Although one could say that investors have simply been diversifying away from stocks into less volatile investments, I think much of this movement is simply performance-chasing: using the rear view mirror to guide future investing. Over the past decade Federal Reserve intervention combined with a weak economy, has caused interest rates to fall sharply, with the simultaneous rising of in the price of bonds, and bond funds. In fact, many long-term bond mutual funds and exchange-traded funds have risen by more than 50% over the past five years. At the same time, most stock market investors have seen modest returns and high volatility.
But that's the past. The question is what an investor today gains by cashing out of stocks and going into bonds. Although stocks are volatile, by most conventional measures they don't appear to be excessively valued. They are certainly less expensive than in 1999 and 2007 when investors were shunning bonds in favor of stocks. Today, stock dividends alone often exceed bond yields. Today the average dividend yield on U.S. stocks is over 2%, with many foreign market dividend yields exceeding 3% or 4%. For long-term investors (those with time horizons of a decade or more), holding quality stocks in a global, diversified way seems a prudent part of an investment portfolio.
For bond investors, it's a different story. Over the past three decades bonds have probably had the greatest bull run in American history. During that span bond rates have tumbled from over 15% to 2% or 3% or less. Recently bond investors were receiving just 2.8% a year for 30-year Treasury bonds and just 0.3% for 2-year Treasury bonds. After inflation these investors are getting nothing or less than nothing. Even the riskiest of bonds, high-yield or "junk" bonds, are now providing investors with low yields, with the potential for large losses.

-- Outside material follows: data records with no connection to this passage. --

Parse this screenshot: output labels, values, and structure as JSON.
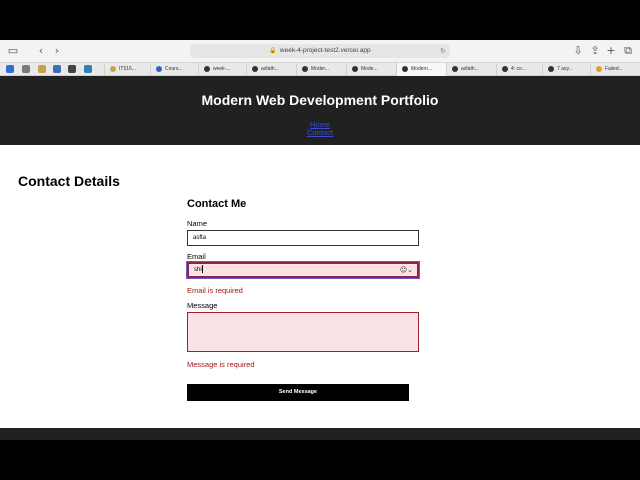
{
  "browser": {
    "url": "week-4-project-test2.vercel.app",
    "tabs": [
      {
        "label": ""
      },
      {
        "label": ""
      },
      {
        "label": "IT516..."
      },
      {
        "label": "Cours..."
      },
      {
        "label": "week-..."
      },
      {
        "label": "asfath..."
      },
      {
        "label": "Moder..."
      },
      {
        "label": "Mode..."
      },
      {
        "label": "Modern..."
      },
      {
        "label": "asfath..."
      },
      {
        "label": "4: co..."
      },
      {
        "label": "7 asy..."
      },
      {
        "label": "Failed..."
      }
    ],
    "icons": {
      "sidebar": "sidebar-icon",
      "back": "‹",
      "forward": "›",
      "lock": "🔒",
      "reload": "↻",
      "download": "⇩",
      "share": "⇪",
      "new_tab": "+",
      "tab_overview": "⧉"
    }
  },
  "header": {
    "title": "Modern Web Development Portfolio",
    "nav": {
      "home": "Home",
      "contact": "Contact"
    }
  },
  "main": {
    "section_title": "Contact Details",
    "form": {
      "title": "Contact Me",
      "name_label": "Name",
      "name_value": "asfta",
      "email_label": "Email",
      "email_value": "shi",
      "email_error": "Email is required",
      "message_label": "Message",
      "message_value": "",
      "message_error": "Message is required",
      "submit_label": "Send Message"
    }
  },
  "colors": {
    "header_bg": "#212121",
    "error_text": "#a1161b",
    "error_field_bg": "#fbe2e4",
    "link": "#3b4cd1"
  }
}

Today's investors who are focusing on bonds' "high returns" can only be looking at past returns, not those likely in the future. Since interest rates cannot fall much further, the best case scenario for these investors is if interest rates stay at these rock-bottom rates for many, many years. Even in that case, those investors will receive a minimal income stream. The worst case scenario, and a probable one, is that interest rates will turn upwards at some point, perhaps spiking erratically in response to some financial or economic turmoil. Or investors could respond to the debt burden of the U.S. government and doubt the confidence that policymakers will be able to continue controlling interest rates. One of these scenarios could send bond yields soaring and the value of bond funds plummeting.
Just as with many stock investors in 1999 and 2007, many bond investors in the U.S. have never experienced a bear market in bonds. Such a downturn may be particularly distasteful for those investors, especially if they turned to bonds expecting continued strong, low volatility returns. And while the bursting of the bond bubble need not necessarily cause great pain for investors that are diversified and willing to ride out the decline, the downturn will likely cause many bond investors to abandon their "strategy" of investing in the most recent "hot" asset class.

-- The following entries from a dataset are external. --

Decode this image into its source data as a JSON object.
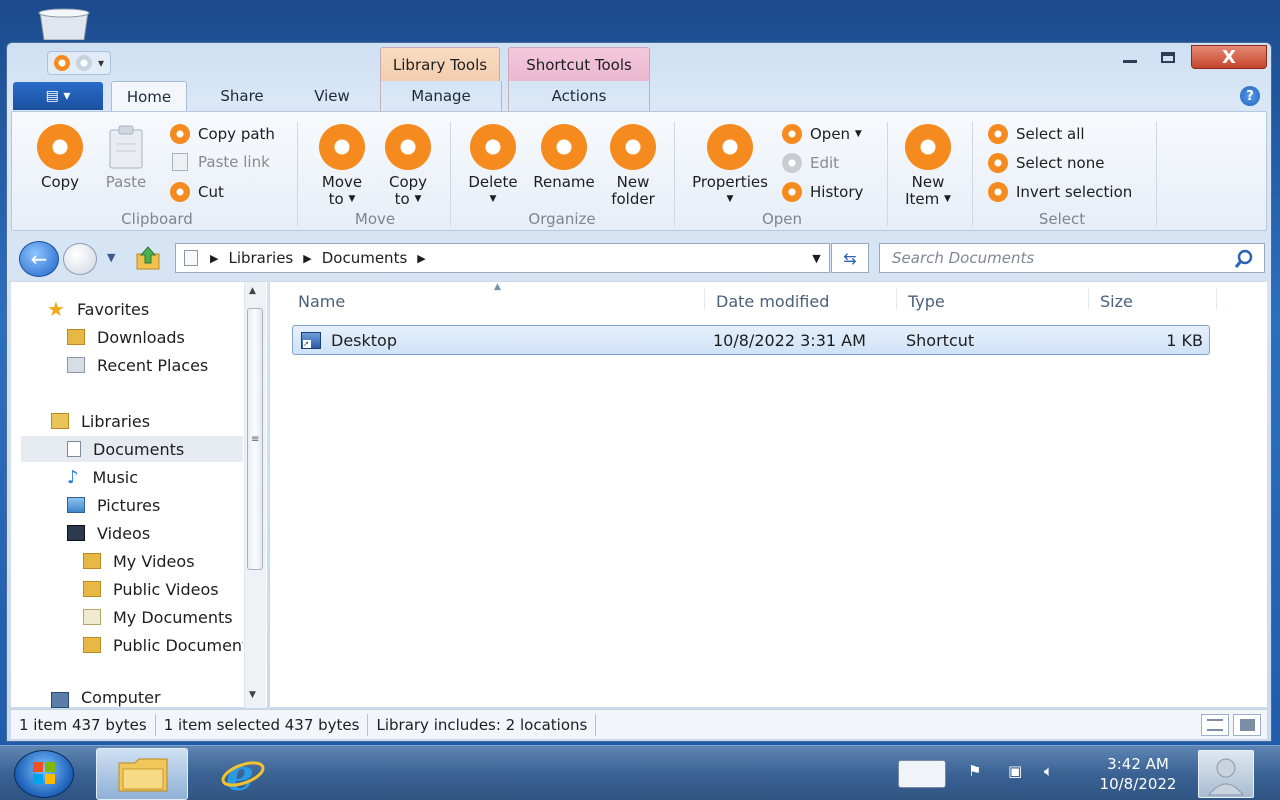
{
  "window": {
    "context_tabs": {
      "library_tools": "Library Tools",
      "shortcut_tools": "Shortcut Tools"
    },
    "close_glyph": "X"
  },
  "tabs": {
    "home": "Home",
    "share": "Share",
    "view": "View",
    "manage": "Manage",
    "actions": "Actions"
  },
  "ribbon": {
    "clipboard": {
      "copy": "Copy",
      "paste": "Paste",
      "copy_path": "Copy path",
      "paste_link": "Paste link",
      "cut": "Cut",
      "label": "Clipboard"
    },
    "move": {
      "move_to": "Move",
      "move_to2": "to",
      "copy_to": "Copy",
      "copy_to2": "to",
      "label": "Move"
    },
    "organize": {
      "delete": "Delete",
      "rename": "Rename",
      "new_folder": "New",
      "new_folder2": "folder",
      "label": "Organize"
    },
    "open": {
      "properties": "Properties",
      "open": "Open",
      "edit": "Edit",
      "history": "History",
      "label": "Open"
    },
    "new": {
      "new_item": "New",
      "new_item2": "Item",
      "label": ""
    },
    "select": {
      "select_all": "Select all",
      "select_none": "Select none",
      "invert": "Invert selection",
      "label": "Select"
    }
  },
  "address": {
    "crumbs": [
      "Libraries",
      "Documents"
    ],
    "search_placeholder": "Search Documents"
  },
  "nav": {
    "favorites": "Favorites",
    "downloads": "Downloads",
    "recent_places": "Recent Places",
    "libraries": "Libraries",
    "documents": "Documents",
    "music": "Music",
    "pictures": "Pictures",
    "videos": "Videos",
    "my_videos": "My Videos",
    "public_videos": "Public Videos",
    "my_documents": "My Documents",
    "public_documents": "Public Documents",
    "computer": "Computer"
  },
  "columns": {
    "name": "Name",
    "date": "Date modified",
    "type": "Type",
    "size": "Size"
  },
  "files": [
    {
      "name": "Desktop",
      "date": "10/8/2022 3:31 AM",
      "type": "Shortcut",
      "size": "1 KB"
    }
  ],
  "status": {
    "items": "1 item 437 bytes",
    "selected": "1 item selected  437 bytes",
    "library": "Library includes:  2 locations"
  },
  "taskbar": {
    "time": "3:42 AM",
    "date": "10/8/2022"
  },
  "colors": {
    "accent_orange": "#f58a1f",
    "selection": "#cfe2f8",
    "taskbar": "#3b6394"
  }
}
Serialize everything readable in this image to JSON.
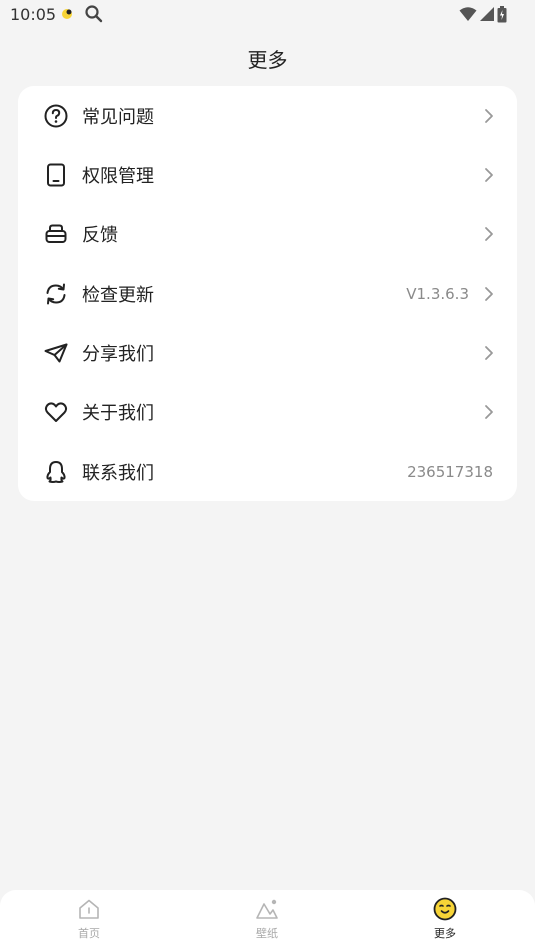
{
  "status_bar": {
    "time": "10:05"
  },
  "header": {
    "title": "更多"
  },
  "menu": {
    "items": [
      {
        "label": "常见问题",
        "value": "",
        "icon": "help-circle-icon"
      },
      {
        "label": "权限管理",
        "value": "",
        "icon": "phone-icon"
      },
      {
        "label": "反馈",
        "value": "",
        "icon": "feedback-icon"
      },
      {
        "label": "检查更新",
        "value": "V1.3.6.3",
        "icon": "refresh-icon"
      },
      {
        "label": "分享我们",
        "value": "",
        "icon": "paper-plane-icon"
      },
      {
        "label": "关于我们",
        "value": "",
        "icon": "heart-icon"
      },
      {
        "label": "联系我们",
        "value": "236517318",
        "icon": "qq-icon"
      }
    ]
  },
  "bottom_nav": {
    "items": [
      {
        "label": "首页",
        "icon": "home-icon",
        "active": false
      },
      {
        "label": "壁纸",
        "icon": "wallpaper-icon",
        "active": false
      },
      {
        "label": "更多",
        "icon": "more-face-icon",
        "active": true
      }
    ]
  },
  "colors": {
    "accent": "#f7d437",
    "background": "#f4f4f4",
    "card": "#ffffff",
    "muted": "#8a8a8a"
  }
}
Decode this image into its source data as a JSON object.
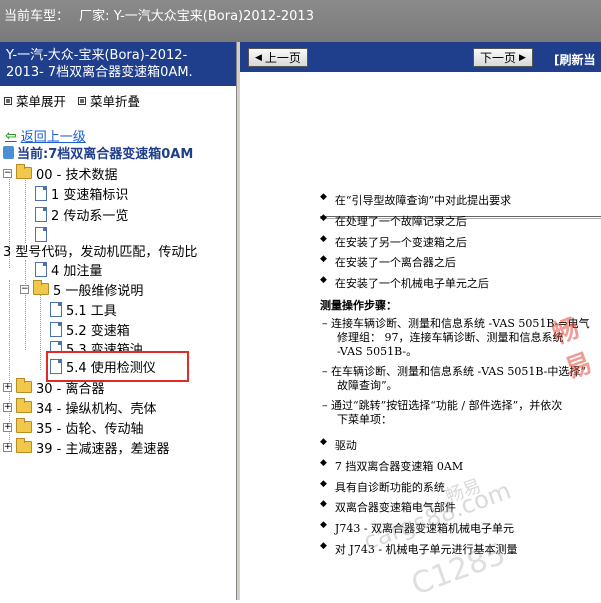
{
  "topbar": {
    "prefix": "当前车型：",
    "vendor_label": "厂家:",
    "vehicle": "Y-一汽大众宝来(Bora)2012-2013"
  },
  "left_header": {
    "line1": "Y-一汽-大众-宝来(Bora)-2012-",
    "line2": "2013- 7档双离合器变速箱0AM."
  },
  "menu": {
    "expand": "菜单展开",
    "collapse": "菜单折叠"
  },
  "back": "返回上一级",
  "current": "当前:7档双离合器变速箱0AM",
  "tree": [
    {
      "id": "n00",
      "label": "00 - 技术数据"
    },
    {
      "id": "n1",
      "label": "1 变速箱标识"
    },
    {
      "id": "n2",
      "label": "2 传动系一览"
    },
    {
      "id": "n3",
      "label": "3 型号代码，发动机匹配，传动比"
    },
    {
      "id": "n4",
      "label": "4 加注量"
    },
    {
      "id": "n5",
      "label": "5 一般维修说明"
    },
    {
      "id": "n51",
      "label": "5.1 工具"
    },
    {
      "id": "n52",
      "label": "5.2 变速箱"
    },
    {
      "id": "n53",
      "label": "5.3 变速箱油"
    },
    {
      "id": "n54",
      "label": "5.4 使用检测仪"
    },
    {
      "id": "n30",
      "label": "30 - 离合器"
    },
    {
      "id": "n34",
      "label": "34 - 操纵机构、壳体"
    },
    {
      "id": "n35",
      "label": "35 - 齿轮、传动轴"
    },
    {
      "id": "n39",
      "label": "39 - 主减速器，差速器"
    }
  ],
  "nav": {
    "prev": "上一页",
    "next": "下一页",
    "refresh": "[刷新当"
  },
  "content": {
    "bullets": [
      "在“引导型故障查询”中对此提出要求",
      "在处理了一个故障记录之后",
      "在安装了另一个变速箱之后",
      "在安装了一个离合器之后",
      "在安装了一个机械电子单元之后"
    ],
    "steps_title": "测量操作步骤：",
    "steps": [
      "连接车辆诊断、测量和信息系统 -VAS 5051B-⇒电气",
      "修理组：  97，连接车辆诊断、测量和信息系统",
      "-VAS 5051B-。",
      "在车辆诊断、测量和信息系统 -VAS 5051B-中选择“",
      "故障查询”。",
      "通过“跳转”按钮选择“功能 / 部件选择”，并依次",
      "下菜单项："
    ],
    "items": [
      "驱动",
      "7 挡双离合器变速箱 0AM",
      "具有自诊断功能的系统",
      "双离合器变速箱电气部件",
      "J743 - 双离合器变速箱机械电子单元",
      "对 J743 - 机械电子单元进行基本测量"
    ]
  },
  "watermark": {
    "w1": "畅易",
    "w2": "cargs88.com",
    "w3": "C1285"
  },
  "colors": {
    "header_blue": "#1f3f8c",
    "topbar_gray": "#888888",
    "highlight_red": "#e02b2b",
    "link_blue": "#1a5fd4"
  }
}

Bond investments are a sensible, suitable investment for the majority of American investors. That's particularly so, if they can be purchased in a diversified way, such as via mutual funds or exchange-traded funds, and if they can be done so inexpensively. But the proportion that they make up of a portfolio should be based on things like an investor's age, investment time-horizon, and overall asset allocation plan. Bonds should not be used as an area to "temporarily" hide from stocks when stocks are volatile (stocks are always volatile), and investors should not be piling into bonds just because bonds have recently been the best performing asset class. These investors are no different than those piling into stocks at their peaks in 1987, 1999 and 2007. Most of those stock investors learned their lesson about performance-chasing, and the importance of a diversified investment portfolio. Bond investors should remember that lesson now, before this bond bubble bursts.

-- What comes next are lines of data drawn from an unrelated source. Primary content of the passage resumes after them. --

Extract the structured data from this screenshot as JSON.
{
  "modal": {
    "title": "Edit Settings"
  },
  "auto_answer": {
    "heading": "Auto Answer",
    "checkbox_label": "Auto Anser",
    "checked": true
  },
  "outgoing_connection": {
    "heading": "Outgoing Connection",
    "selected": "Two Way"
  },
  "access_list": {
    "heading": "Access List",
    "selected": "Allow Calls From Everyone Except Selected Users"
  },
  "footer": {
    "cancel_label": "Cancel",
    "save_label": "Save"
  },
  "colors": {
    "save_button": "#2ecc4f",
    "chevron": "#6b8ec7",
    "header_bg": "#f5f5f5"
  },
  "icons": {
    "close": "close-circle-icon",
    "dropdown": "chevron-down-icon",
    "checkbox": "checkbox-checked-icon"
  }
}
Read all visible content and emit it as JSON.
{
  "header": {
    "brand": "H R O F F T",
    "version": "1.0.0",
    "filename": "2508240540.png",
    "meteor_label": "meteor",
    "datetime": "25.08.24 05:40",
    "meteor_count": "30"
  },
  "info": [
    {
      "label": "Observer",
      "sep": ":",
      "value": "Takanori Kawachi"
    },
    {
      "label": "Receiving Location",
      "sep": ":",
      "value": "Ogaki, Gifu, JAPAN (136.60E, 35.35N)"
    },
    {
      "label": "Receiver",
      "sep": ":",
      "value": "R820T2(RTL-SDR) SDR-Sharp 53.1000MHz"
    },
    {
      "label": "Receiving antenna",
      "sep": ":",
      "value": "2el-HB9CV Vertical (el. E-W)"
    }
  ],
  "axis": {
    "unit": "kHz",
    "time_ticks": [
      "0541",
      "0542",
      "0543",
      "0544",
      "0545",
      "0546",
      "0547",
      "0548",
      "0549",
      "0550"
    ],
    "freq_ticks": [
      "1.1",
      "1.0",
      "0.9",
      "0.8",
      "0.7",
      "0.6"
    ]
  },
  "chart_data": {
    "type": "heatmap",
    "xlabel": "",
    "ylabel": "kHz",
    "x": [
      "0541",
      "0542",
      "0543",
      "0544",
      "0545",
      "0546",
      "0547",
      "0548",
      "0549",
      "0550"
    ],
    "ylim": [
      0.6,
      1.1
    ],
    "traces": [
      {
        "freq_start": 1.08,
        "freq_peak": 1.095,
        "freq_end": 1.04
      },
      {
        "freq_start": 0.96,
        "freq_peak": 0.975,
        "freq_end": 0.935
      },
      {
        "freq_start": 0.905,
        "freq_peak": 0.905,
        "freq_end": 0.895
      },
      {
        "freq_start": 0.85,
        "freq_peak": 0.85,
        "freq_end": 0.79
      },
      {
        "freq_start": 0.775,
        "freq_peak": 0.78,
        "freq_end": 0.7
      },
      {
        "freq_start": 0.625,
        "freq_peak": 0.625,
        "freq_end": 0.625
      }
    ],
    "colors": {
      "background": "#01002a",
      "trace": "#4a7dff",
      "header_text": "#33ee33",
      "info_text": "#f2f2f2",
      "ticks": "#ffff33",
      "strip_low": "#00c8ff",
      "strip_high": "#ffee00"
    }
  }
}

As with those owning stocks amid market downturns, staying the course will help bond investors ride out the decline in their bond investments. Bond investors need to remember that bonds are not riskless, particularly during times such as now, when bond yields are so low, and prices are high. Reversion to the mean is a very strong predictor of future market returns. On that score, bond investments could easily fall 30%, 40% or more. Individuals who hold bonds need to understand how risky their particular bond investments are, how potential declines would impact their overall investment portfolio, and whether they will be able to weather stormier times in the bond world.